Whiteside is now a community organizer for EXPO, or Ex-Incarcerated People Organizing, helping young people escape gun violence and find new purpose and meaning. Whiteside wrote about some of his experiences with gun violence in this month’s Milwaukee Magazine.
“Because of where I grew up — the neighborhood or the demographic or the setting I was born into — guns were a part of that reality,” he says.
From the age of five, Whiteside says he routinely saw the people around him with firearms and was often given the opportunity hold and shoot the weapons. He says had his first gun before he turned 12. Guns weren’t just present but used.
Whiteside says he's been shot on five separate occasions. One time, he recounts, a stray bullet hitting his leg and he didn’t realize until he got home when neighbor saw his leg covered in blood.

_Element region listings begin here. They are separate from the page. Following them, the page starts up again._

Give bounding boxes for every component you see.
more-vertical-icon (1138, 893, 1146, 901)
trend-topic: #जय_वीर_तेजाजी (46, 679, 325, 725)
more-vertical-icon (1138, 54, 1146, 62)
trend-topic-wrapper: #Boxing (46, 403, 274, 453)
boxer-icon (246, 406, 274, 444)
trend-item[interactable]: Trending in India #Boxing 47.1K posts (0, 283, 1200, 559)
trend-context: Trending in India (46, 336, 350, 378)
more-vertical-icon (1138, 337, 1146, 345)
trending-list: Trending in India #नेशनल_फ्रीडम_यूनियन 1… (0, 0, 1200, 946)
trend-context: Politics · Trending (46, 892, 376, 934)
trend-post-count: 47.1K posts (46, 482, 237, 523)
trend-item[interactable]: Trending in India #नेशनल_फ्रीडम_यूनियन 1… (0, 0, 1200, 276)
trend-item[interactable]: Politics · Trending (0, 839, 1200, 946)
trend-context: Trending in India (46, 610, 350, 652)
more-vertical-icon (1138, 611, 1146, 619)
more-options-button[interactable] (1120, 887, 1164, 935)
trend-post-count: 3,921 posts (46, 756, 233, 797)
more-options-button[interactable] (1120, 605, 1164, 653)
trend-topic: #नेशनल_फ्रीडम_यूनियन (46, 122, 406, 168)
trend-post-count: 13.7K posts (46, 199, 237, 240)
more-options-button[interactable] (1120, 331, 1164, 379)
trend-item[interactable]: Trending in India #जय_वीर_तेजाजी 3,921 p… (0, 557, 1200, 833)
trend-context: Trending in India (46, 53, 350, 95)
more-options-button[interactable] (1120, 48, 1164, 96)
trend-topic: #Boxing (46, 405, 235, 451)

Whiteside still carries both physical and emotional wounds from those incidents. His eye uncontrollably twitches from nerve damage due to being shot in the face. He also says he has PTSD, which can be triggered by hearing a firecracker go off or just seeing a gun.
“Just seeing a gun, I just kind of have a visceral response to it. I’ve just learned to kind of hide it well,” he says.
From his own wounds to losing people around him that he loved, Whiteside says the effects of gun violence have stuck with him and will always be with him.
“Gun violence, there’s this reality to it. You are forever changed when you pull the trigger of a gun — intentionally or unintentionally. And, you are forever changed when you are hit by a bullet or from gun violence,” he says.
As a community organizer, Whiteside is working to find young people who are in similar positions that he was in and help them escape the trappings of gun violence. For people re-entering their community after being incarcerated, he works to make sure they have access to stable housing and a job. Whiteside says the key to stopping the violence is not simply removing the means for hurting others but replacing it with something else.
“If you don’t want me to do what I was trained to do or what I have been exposed to do from five years old on up, you have to replace it with a different construct. You have to replace it with a different kind of thinking. So programs like restorative justice, peer-to-peer mentoring, things like that, that help you stay grounded to what works,” he says.